The prospective study was performed between May 2006 and October 2014 at our hospital. The initial dose of trilostane for dogs with HC was 1-2 mg/kg q 24 h (in the morning). ACTH stimulation tests were performed prior to trilostane treatment (except for 1 dog) and at regular intervals thereafter (2, 4, 8, 12 and 16 weeks). The test was performed 2-3 h after the daily dose of trilostane according to the previously described treatment protocol . The treatment goal was to achieve a post-ACTH cortisol concentration of 41-138 nmol/L. The dose of trilostane was adjusted in dogs with post-ACTH serum cortisol >138 nmol/L or <41 nmol/L and clinical signs suggestive of hypercortisolism (polyuria, polydipsia, polyphagia) or hypocortisolism (reduced appetite, vomiting or nausea, soft feces), respectively.
Urine samples for determination of catecholamines and metanephrines were collected at diagnosis of HC and at least 6 months after starting trilostane therapy (ensuring that all dogs were clinically controlled for at least 2 months). At the re-evaluation during trilostane therapy, dogs had to be clinically controlled (polyuria, polydipsia and panting decreased, weakness and agility increased), owners had to be satisfied with the treatment outcome and post-ACTH cortisol concentrations had to be <138 nmol/L. Median time for urinary sample collection during trilostane therapy was 11 months (range: 6-40 months) after diagnosis.
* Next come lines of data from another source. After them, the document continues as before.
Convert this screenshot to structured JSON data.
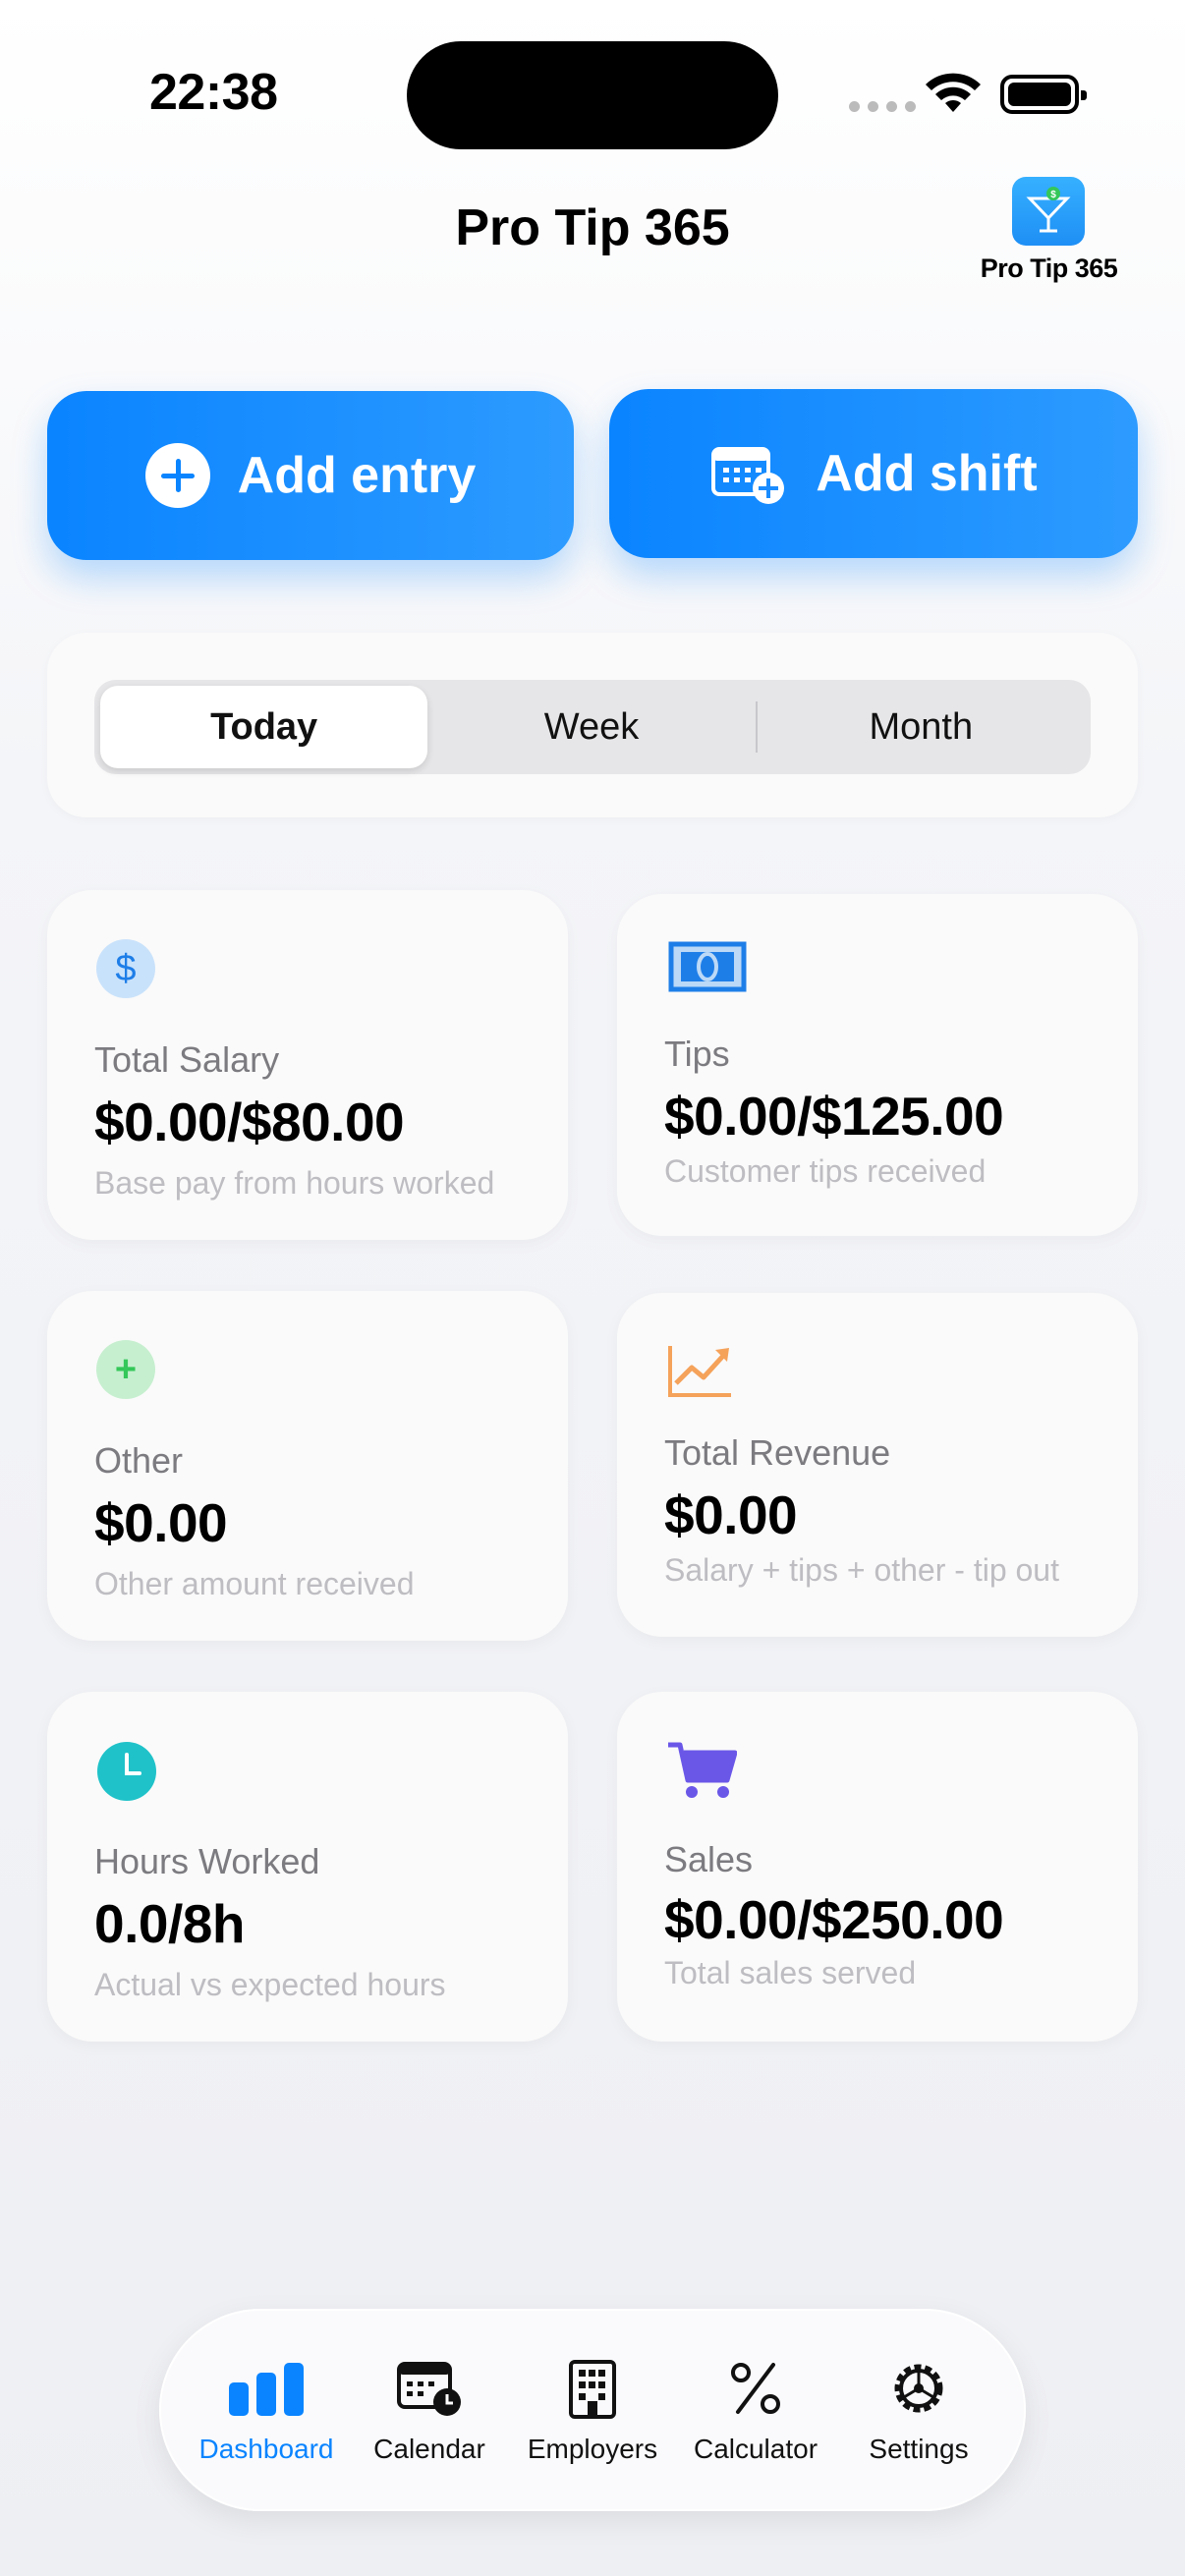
{
  "status": {
    "time": "22:38"
  },
  "header": {
    "title": "Pro Tip 365",
    "logo_label": "Pro Tip 365",
    "logo_icon": "cocktail-glass-dollar-icon"
  },
  "actions": {
    "add_entry": {
      "label": "Add entry",
      "icon": "plus-circle-icon"
    },
    "add_shift": {
      "label": "Add shift",
      "icon": "calendar-plus-icon"
    }
  },
  "period": {
    "options": [
      "Today",
      "Week",
      "Month"
    ],
    "selected": "Today"
  },
  "cards": [
    {
      "label": "Total Salary",
      "value": "$0.00/$80.00",
      "desc": "Base pay from hours worked",
      "icon": "dollar-icon",
      "color": "#1e7ee8"
    },
    {
      "label": "Tips",
      "value": "$0.00/$125.00",
      "desc": "Customer tips received",
      "icon": "banknote-icon",
      "color": "#1e7ee8"
    },
    {
      "label": "Other",
      "value": "$0.00",
      "desc": "Other amount received",
      "icon": "plus-icon",
      "color": "#34c759"
    },
    {
      "label": "Total Revenue",
      "value": "$0.00",
      "desc": "Salary + tips + other - tip out",
      "icon": "chart-up-icon",
      "color": "#f5a25a"
    },
    {
      "label": "Hours Worked",
      "value": "0.0/8h",
      "desc": "Actual vs expected hours",
      "icon": "clock-icon",
      "color": "#1fc2c9"
    },
    {
      "label": "Sales",
      "value": "$0.00/$250.00",
      "desc": "Total sales served",
      "icon": "cart-icon",
      "color": "#6a57e8"
    }
  ],
  "tabs": [
    {
      "label": "Dashboard",
      "icon": "bar-chart-icon",
      "active": true
    },
    {
      "label": "Calendar",
      "icon": "calendar-clock-icon",
      "active": false
    },
    {
      "label": "Employers",
      "icon": "building-icon",
      "active": false
    },
    {
      "label": "Calculator",
      "icon": "percent-icon",
      "active": false
    },
    {
      "label": "Settings",
      "icon": "gear-icon",
      "active": false
    }
  ],
  "colors": {
    "accent": "#0a84ff",
    "background": "#f2f3f7"
  }
}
Data were analyzed with non-parametric statistical methods (GraphPad Prism6, Graph Pad Software, San Diego, CA, USA, SPSS 22.0 for Windows, SPSS Inc., Chicago, IL USA). Ranges and median values are reported. The Wilcoxon signed rank test was used for comparisons between different time points, and the Mann-Whitney U-Test for comparisons between different groups. Linear correlations were calculated by Spearman’s non-parametric correlation. Values of p < 0.05 were considered significant.
Preliminary reference intervals for the urinary catecholamines and metanephrines were generated by the nonparametric method of percentile estimates with confidence intervals to determine the central 95th percentile interval (i.e. 2.5 through 97.5th percentile range) for results from clinically normal dogs . Reference intervals thus determined were: epinephrine: creatinine = 1-18; norepinephrine: creatinine = 1-19; metanephrine: creatinine = 12-255; normetanephrine: creatinine = 14-123.